All GPU-mined coins (except the hashrate-dominant one: Ethereum) are massively vulnerable to majority attacks because of the huge pre-existing installed based of GPU miners.

As I said in https://news.ycombinator.com/item?id=17173774 the only solid defense is for each coin to implement an ASIC-friendly algorithm that is unique to this coin, so there is no risk of 51% attacks from a pre-existing installed based of miners.




Or use something other than proof-of-work.


I've yet to see anything other than PoW that's got all four;

* genuine decentralization

* reliably generates a concensus with global supermajority, little or no forking (objective chain selection)

* fault tolerant network, minimal fragility / auto recovering, can't be permanently crashed / hijacked

* requires no human intervention

Everything I've seen so far in terms of PoS violates at least one of the above.

Hashgraph doesn't deal with concensus (it offload that to other layers), Ripple doesn't really deal with decentralization, Algorand is fragile, most PoS require human intervention besides often having several other faults.

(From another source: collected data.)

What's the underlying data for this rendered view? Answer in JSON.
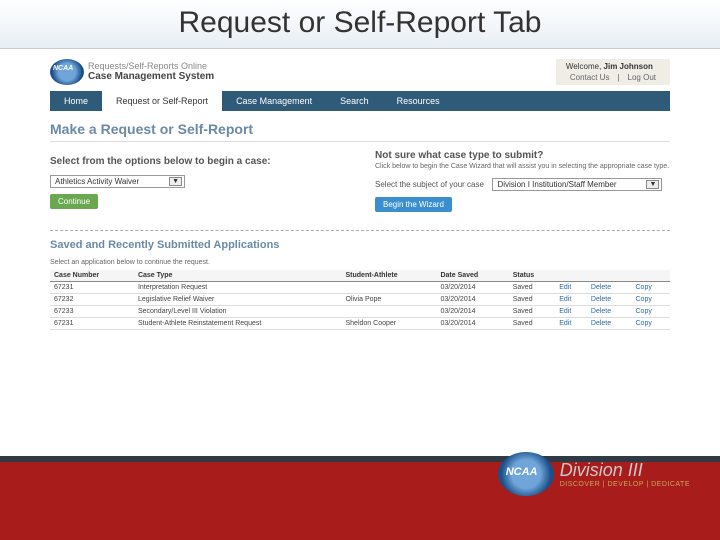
{
  "slide": {
    "title": "Request or Self-Report Tab"
  },
  "header": {
    "brand_line1": "Requests/Self-Reports Online",
    "brand_line2": "Case Management System",
    "welcome_prefix": "Welcome, ",
    "user_name": "Jim Johnson",
    "contact": "Contact Us",
    "logout": "Log Out"
  },
  "nav": {
    "items": [
      "Home",
      "Request or Self-Report",
      "Case Management",
      "Search",
      "Resources"
    ],
    "active_index": 1
  },
  "page": {
    "title": "Make a Request or Self-Report",
    "left_heading": "Select from the options below to begin a case:",
    "waiver_option": "Athletics Activity Waiver",
    "continue": "Continue",
    "right_heading": "Not sure what case type to submit?",
    "right_text": "Click below to begin the Case Wizard that will assist you in selecting the appropriate case type.",
    "subject_label": "Select the subject of your case",
    "subject_option": "Division I Institution/Staff Member",
    "begin_wizard": "Begin the Wizard",
    "saved_heading": "Saved and Recently Submitted Applications",
    "saved_sub": "Select an application below to continue the request."
  },
  "table": {
    "cols": [
      "Case Number",
      "Case Type",
      "Student-Athlete",
      "Date Saved",
      "Status",
      "",
      "",
      ""
    ],
    "rows": [
      {
        "num": "67231",
        "type": "Interpretation Request",
        "sa": "",
        "date": "03/20/2014",
        "status": "Saved",
        "a1": "Edit",
        "a2": "Delete",
        "a3": "Copy"
      },
      {
        "num": "67232",
        "type": "Legislative Relief Waiver",
        "sa": "Olivia Pope",
        "date": "03/20/2014",
        "status": "Saved",
        "a1": "Edit",
        "a2": "Delete",
        "a3": "Copy"
      },
      {
        "num": "67233",
        "type": "Secondary/Level III Violation",
        "sa": "",
        "date": "03/20/2014",
        "status": "Saved",
        "a1": "Edit",
        "a2": "Delete",
        "a3": "Copy"
      },
      {
        "num": "67231",
        "type": "Student-Athlete Reinstatement Request",
        "sa": "Sheldon Cooper",
        "date": "03/20/2014",
        "status": "Saved",
        "a1": "Edit",
        "a2": "Delete",
        "a3": "Copy"
      }
    ]
  },
  "footer": {
    "division": "Division III",
    "tagline": "DISCOVER | DEVELOP | DEDICATE"
  }
}
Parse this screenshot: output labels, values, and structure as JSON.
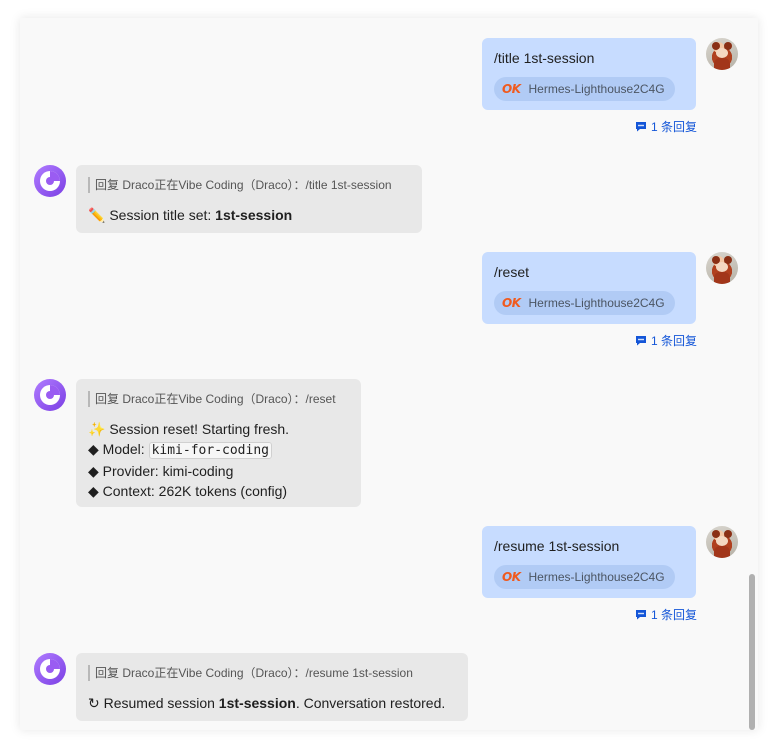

Also there's probably more criteria like these that matter.


So?

"Genuine decentralization" / and "consensus" are not necessary to make a useful currency.

There's also massive cost and risk with the currencies that do implement those criteria.

We should all be open to different alternatives that WORK, and not reject them out of hand just because they're not implemented in such a way that they have attributes we LIKE.


Dropping global concensus means you're back to small regional currencies. With centralization you get things like Ripple. Both problematic / unstable in the long term.